Following last week’s post about what I’ve learnt from young people I’d also like to represent the other side too. At Headspace Guildford, and in my NHS job, I am in the humbling position of hearing from parents every day and of sitting in on parents and children/young people as they talk. Here are some things I’ve noticed:
- In the main, in almost all my interactions with them parents do genuinely love their children and really care about what happens to them
- Parenting is hard, and parents don’t always know how to show their children how much they love and care for them, or they show it in a way which doesn’t quite match how their child would like them to show it (‘The 5 Languages of love’ book can be helpful here!)
- Related to the above, parents make mistakes too (it’s not just young people). Just like there’s no great manual to tell you what to do in every situation you face, there is no parenting manual either. Parents are just trying to do their best in a situation.
- Sometimes parents replay what we call ‘parent tapes’ which means they re-play things that were said to them as kids (even if they hated it at the time!). This is because it is programmed into them at a young age and under pressure we revert to things that are programmed in because our brains don’t work so well when we are stressed (which is a whole other post I’ll do some other time)

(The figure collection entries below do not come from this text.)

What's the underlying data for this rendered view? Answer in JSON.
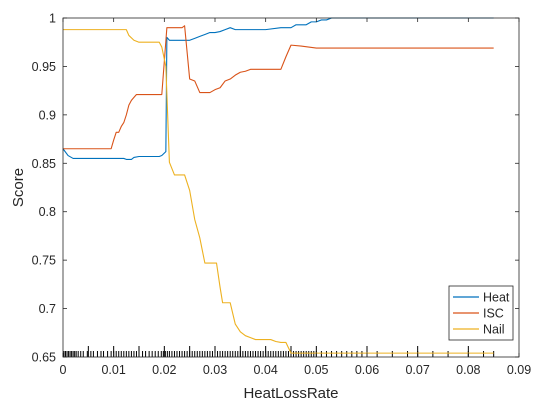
{
  "chart_data": {
    "type": "line",
    "title": "",
    "xlabel": "HeatLossRate",
    "ylabel": "Score",
    "xlim": [
      0,
      0.09
    ],
    "ylim": [
      0.65,
      1.0
    ],
    "xticks": [
      0,
      0.01,
      0.02,
      0.03,
      0.04,
      0.05,
      0.06,
      0.07,
      0.08,
      0.09
    ],
    "xtick_labels": [
      "0",
      "0.01",
      "0.02",
      "0.03",
      "0.04",
      "0.05",
      "0.06",
      "0.07",
      "0.08",
      "0.09"
    ],
    "yticks": [
      0.65,
      0.7,
      0.75,
      0.8,
      0.85,
      0.9,
      0.95,
      1.0
    ],
    "ytick_labels": [
      "0.65",
      "0.7",
      "0.75",
      "0.8",
      "0.85",
      "0.9",
      "0.95",
      "1"
    ],
    "grid": false,
    "legend": "bottom-right",
    "series": [
      {
        "name": "Heat",
        "color": "#0072BD",
        "x": [
          0,
          0.001,
          0.002,
          0.012,
          0.0125,
          0.0135,
          0.014,
          0.015,
          0.016,
          0.019,
          0.0195,
          0.0203,
          0.0205,
          0.021,
          0.022,
          0.024,
          0.025,
          0.026,
          0.027,
          0.028,
          0.029,
          0.03,
          0.031,
          0.032,
          0.033,
          0.034,
          0.036,
          0.04,
          0.043,
          0.045,
          0.046,
          0.047,
          0.048,
          0.049,
          0.05,
          0.051,
          0.052,
          0.053,
          0.055,
          0.06,
          0.065,
          0.07,
          0.075,
          0.08,
          0.085
        ],
        "y": [
          0.865,
          0.858,
          0.855,
          0.855,
          0.854,
          0.854,
          0.856,
          0.857,
          0.857,
          0.857,
          0.858,
          0.862,
          0.98,
          0.977,
          0.977,
          0.977,
          0.977,
          0.979,
          0.981,
          0.983,
          0.985,
          0.985,
          0.986,
          0.988,
          0.99,
          0.988,
          0.988,
          0.988,
          0.99,
          0.99,
          0.993,
          0.993,
          0.993,
          0.996,
          0.996,
          0.998,
          0.998,
          1.0,
          1.0,
          1.0,
          1.0,
          1.0,
          1.0,
          1.0,
          1.0
        ]
      },
      {
        "name": "ISC",
        "color": "#D95319",
        "x": [
          0,
          0.001,
          0.0095,
          0.01,
          0.0105,
          0.011,
          0.0115,
          0.012,
          0.0125,
          0.013,
          0.0135,
          0.014,
          0.0145,
          0.0195,
          0.0205,
          0.0235,
          0.024,
          0.025,
          0.026,
          0.027,
          0.028,
          0.029,
          0.03,
          0.031,
          0.032,
          0.033,
          0.034,
          0.035,
          0.036,
          0.037,
          0.038,
          0.043,
          0.044,
          0.045,
          0.047,
          0.05,
          0.06,
          0.07,
          0.08,
          0.085
        ],
        "y": [
          0.865,
          0.865,
          0.865,
          0.874,
          0.882,
          0.882,
          0.888,
          0.892,
          0.9,
          0.91,
          0.915,
          0.918,
          0.921,
          0.921,
          0.99,
          0.99,
          0.992,
          0.937,
          0.935,
          0.923,
          0.923,
          0.923,
          0.926,
          0.928,
          0.935,
          0.937,
          0.941,
          0.944,
          0.945,
          0.947,
          0.947,
          0.947,
          0.96,
          0.972,
          0.971,
          0.969,
          0.969,
          0.969,
          0.969,
          0.969
        ]
      },
      {
        "name": "Nail",
        "color": "#EDB120",
        "x": [
          0,
          0.012,
          0.0125,
          0.013,
          0.014,
          0.015,
          0.0165,
          0.019,
          0.0195,
          0.0203,
          0.021,
          0.022,
          0.023,
          0.024,
          0.025,
          0.026,
          0.027,
          0.028,
          0.029,
          0.0303,
          0.031,
          0.0315,
          0.032,
          0.033,
          0.034,
          0.035,
          0.036,
          0.037,
          0.038,
          0.039,
          0.04,
          0.041,
          0.042,
          0.043,
          0.044,
          0.045,
          0.047,
          0.05,
          0.06,
          0.07,
          0.085
        ],
        "y": [
          0.988,
          0.988,
          0.988,
          0.982,
          0.977,
          0.975,
          0.975,
          0.975,
          0.97,
          0.95,
          0.851,
          0.838,
          0.838,
          0.838,
          0.822,
          0.792,
          0.773,
          0.747,
          0.747,
          0.747,
          0.722,
          0.706,
          0.706,
          0.706,
          0.684,
          0.676,
          0.672,
          0.67,
          0.668,
          0.668,
          0.668,
          0.668,
          0.666,
          0.665,
          0.665,
          0.654,
          0.654,
          0.654,
          0.654,
          0.654,
          0.654
        ]
      }
    ],
    "rug": {
      "color": "#000000",
      "x": [
        0.0002,
        0.0005,
        0.0008,
        0.0011,
        0.0014,
        0.0017,
        0.002,
        0.0023,
        0.0026,
        0.003,
        0.0035,
        0.004,
        0.0048,
        0.0055,
        0.006,
        0.0068,
        0.0075,
        0.008,
        0.0088,
        0.0095,
        0.01,
        0.0105,
        0.011,
        0.0115,
        0.012,
        0.0125,
        0.013,
        0.0135,
        0.014,
        0.0145,
        0.015,
        0.0157,
        0.0163,
        0.017,
        0.0176,
        0.0182,
        0.0188,
        0.0194,
        0.0198,
        0.0202,
        0.0206,
        0.021,
        0.0215,
        0.022,
        0.0225,
        0.023,
        0.0235,
        0.024,
        0.0245,
        0.025,
        0.0255,
        0.026,
        0.0265,
        0.027,
        0.0275,
        0.028,
        0.0285,
        0.029,
        0.0295,
        0.03,
        0.0305,
        0.031,
        0.0315,
        0.032,
        0.0325,
        0.033,
        0.0335,
        0.034,
        0.0345,
        0.035,
        0.0355,
        0.036,
        0.0365,
        0.037,
        0.0375,
        0.038,
        0.0385,
        0.039,
        0.0395,
        0.04,
        0.0405,
        0.041,
        0.0415,
        0.042,
        0.0425,
        0.043,
        0.0435,
        0.044,
        0.0445,
        0.045,
        0.0455,
        0.046,
        0.0465,
        0.047,
        0.0475,
        0.048,
        0.0485,
        0.049,
        0.0495,
        0.05,
        0.051,
        0.052,
        0.053,
        0.054,
        0.055,
        0.056,
        0.057,
        0.058,
        0.059,
        0.06,
        0.062,
        0.065,
        0.068,
        0.07,
        0.073,
        0.076,
        0.08,
        0.083,
        0.085
      ],
      "long_x": [
        0.005,
        0.01,
        0.015,
        0.02,
        0.025,
        0.03,
        0.035,
        0.04,
        0.045,
        0.05,
        0.06,
        0.07,
        0.08
      ]
    }
  }
}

- Sometimes parents act like the adult in the conversation and sometimes they don’t. (see above re the brain not working so well). Just because they don’t always act as they probably should doesn’t mean they don’t care about you (see point 1).
- What matters to parents is often different to what matters to young people, because you are at different phases in your life and are doing different things. This is hard because something which might really upset you as a young person, might not seem a big deal to an adult who is 20 years further on and can’t quite remember what that felt like.
So, if there was one thing I thought might help it would be to say, try walking a mile in each others shoes – that is to say, look at it from their point of view before things get too heated and it’s difficult to think about anything. Because, fundamentally, parents just want their children to be happy and even if they are making a hash of it, there is common ground there, because young people just want to be happy too.
I’ve blogged endlessly about compassion recently, without quite meaning to, but it does show that it’s really important (at least to me at any rate). If we could all be kinder to each other (even mid-row) we’d be able to manage our differences and that would make the world an easier place to live in for us all. Good luck! Be kind.